Population dynamics of Meloidogyne chitwoodi and M. fallax (MELOPOP)
den Nijs, Loes; Folcher, Laurent; Viaene, Nicole; Wesemael, Wim; Hallmann, Johannes; Niere, Bjorn; Evlice, Emre; Erjavec, Jana; Sirca, Sasa
We still lack critical information on the spread of Meloidogyne spp. and especially the quarantine species M. chitwoodi and M. fallax in Europe and on the characteristics of the various populations. There is a need to standardize survey methods for detection of M. chitwoodi and M. fallax and to relate the current spread to parameters such as soil characteristics, climate and crop rotation practises. It is also important to know whether the current populations can be subdivided into different races or pathotypes. The initial objectives of the current study were 1) to perform a survey based on a standardized sampling protocol, 2) to monitor populations in the field for multiple years, and 3) to characterize M. chitwoodi and M. fallax populations using bioassays. Germany, France, Belgium, Turkey, Slovenia and the Netherlands participated in the project.

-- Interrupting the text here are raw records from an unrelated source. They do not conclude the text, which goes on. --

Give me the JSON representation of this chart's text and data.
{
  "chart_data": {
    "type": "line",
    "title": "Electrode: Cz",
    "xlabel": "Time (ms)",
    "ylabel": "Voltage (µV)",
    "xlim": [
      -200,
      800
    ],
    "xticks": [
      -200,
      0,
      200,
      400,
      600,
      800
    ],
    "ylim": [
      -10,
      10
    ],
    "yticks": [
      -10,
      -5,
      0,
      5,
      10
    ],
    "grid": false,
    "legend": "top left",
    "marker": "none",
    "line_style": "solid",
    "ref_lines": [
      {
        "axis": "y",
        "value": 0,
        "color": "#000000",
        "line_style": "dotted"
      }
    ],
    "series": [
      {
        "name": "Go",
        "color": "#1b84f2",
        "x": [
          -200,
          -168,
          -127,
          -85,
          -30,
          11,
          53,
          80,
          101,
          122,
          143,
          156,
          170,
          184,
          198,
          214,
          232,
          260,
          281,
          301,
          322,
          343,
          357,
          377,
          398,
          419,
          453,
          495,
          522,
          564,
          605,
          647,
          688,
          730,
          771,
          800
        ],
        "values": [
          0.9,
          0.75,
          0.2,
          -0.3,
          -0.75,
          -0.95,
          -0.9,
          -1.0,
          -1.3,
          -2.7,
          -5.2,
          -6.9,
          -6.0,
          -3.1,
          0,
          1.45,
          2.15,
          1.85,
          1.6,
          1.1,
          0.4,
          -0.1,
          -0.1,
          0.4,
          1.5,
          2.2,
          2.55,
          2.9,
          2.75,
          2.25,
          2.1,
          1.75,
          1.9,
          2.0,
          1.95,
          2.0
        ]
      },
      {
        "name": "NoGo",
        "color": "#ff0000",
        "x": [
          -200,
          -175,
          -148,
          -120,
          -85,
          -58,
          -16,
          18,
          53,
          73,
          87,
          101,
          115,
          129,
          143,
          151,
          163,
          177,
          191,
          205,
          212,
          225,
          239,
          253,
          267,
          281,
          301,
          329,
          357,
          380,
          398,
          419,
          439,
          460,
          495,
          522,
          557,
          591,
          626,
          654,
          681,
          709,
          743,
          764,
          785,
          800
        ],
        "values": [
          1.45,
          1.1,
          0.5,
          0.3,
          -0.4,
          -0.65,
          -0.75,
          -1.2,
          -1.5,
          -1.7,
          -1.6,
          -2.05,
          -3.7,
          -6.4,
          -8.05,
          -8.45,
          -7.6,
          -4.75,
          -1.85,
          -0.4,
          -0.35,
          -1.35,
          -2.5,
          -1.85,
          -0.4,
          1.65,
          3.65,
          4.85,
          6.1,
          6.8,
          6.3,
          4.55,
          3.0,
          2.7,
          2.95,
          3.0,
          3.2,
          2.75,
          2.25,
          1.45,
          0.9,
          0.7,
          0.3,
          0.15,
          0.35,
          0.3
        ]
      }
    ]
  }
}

Consensus on survey was lacking and the objectives 1 and 2 were abandoned. Only one country performed the envisioned survey as planned. Populations that had previously been detected in the participating countries and whose origin is not disclosed, were used for biological and molecular characterisation. Only M. chitwoodi populations were tested in the bioassay using a reference population M. chitwoodi called ‘Smakt’ and with prescribed plant material (differentials, according to Brown et al, 2009).
The bioassay on Meloidogyne populations in four countries showed that it is difficult to stick to a uniform workflow despite of the presence of a standard protocol. Given these circumstances, we cannot be sure whether differences in host response are related to biological relevant differences or whether they result from differences in experimental procedures. However, the main question was to determine whether different races and/or pathotypes are present in the participating countries. This question was translated into the simple question of whether the populations differed from the reference population ‘Smakt’ on the set of differential host species per country. It remains debatable whether results on the response to Meloidogyne should be expressed in Pf-values or Pf/Pi values. The reference population reproduced on tomato, the susceptible potato cultivar and (to a lesser extent) on carrot. This population displayed Pf/Pi values <1 on alfalfa and the resistant potato. This pattern is typical for host race 1 of M. chitwoodi. All other test populations display a pattern that is highly similar with minor inconsistencies and a few inconclusive results.
While noting the shortcomings that arise from variation in the applied methods, we conclude
that all tested populations from Europe most likely belong to race 1 of M. chitwoodi. The molecular characterisation of the different populations within Europe still has to take place, but the difficulty that the currently available markers do not show high levels of polymorphism are in agreement with the bioassay results.
These findings are relevant for plant health management as control of these nematodes by using resistant crops, which is one of the few options, will become more straightforward. This underlines the need for crops that are resistant against M. chitwoodi from host race 1.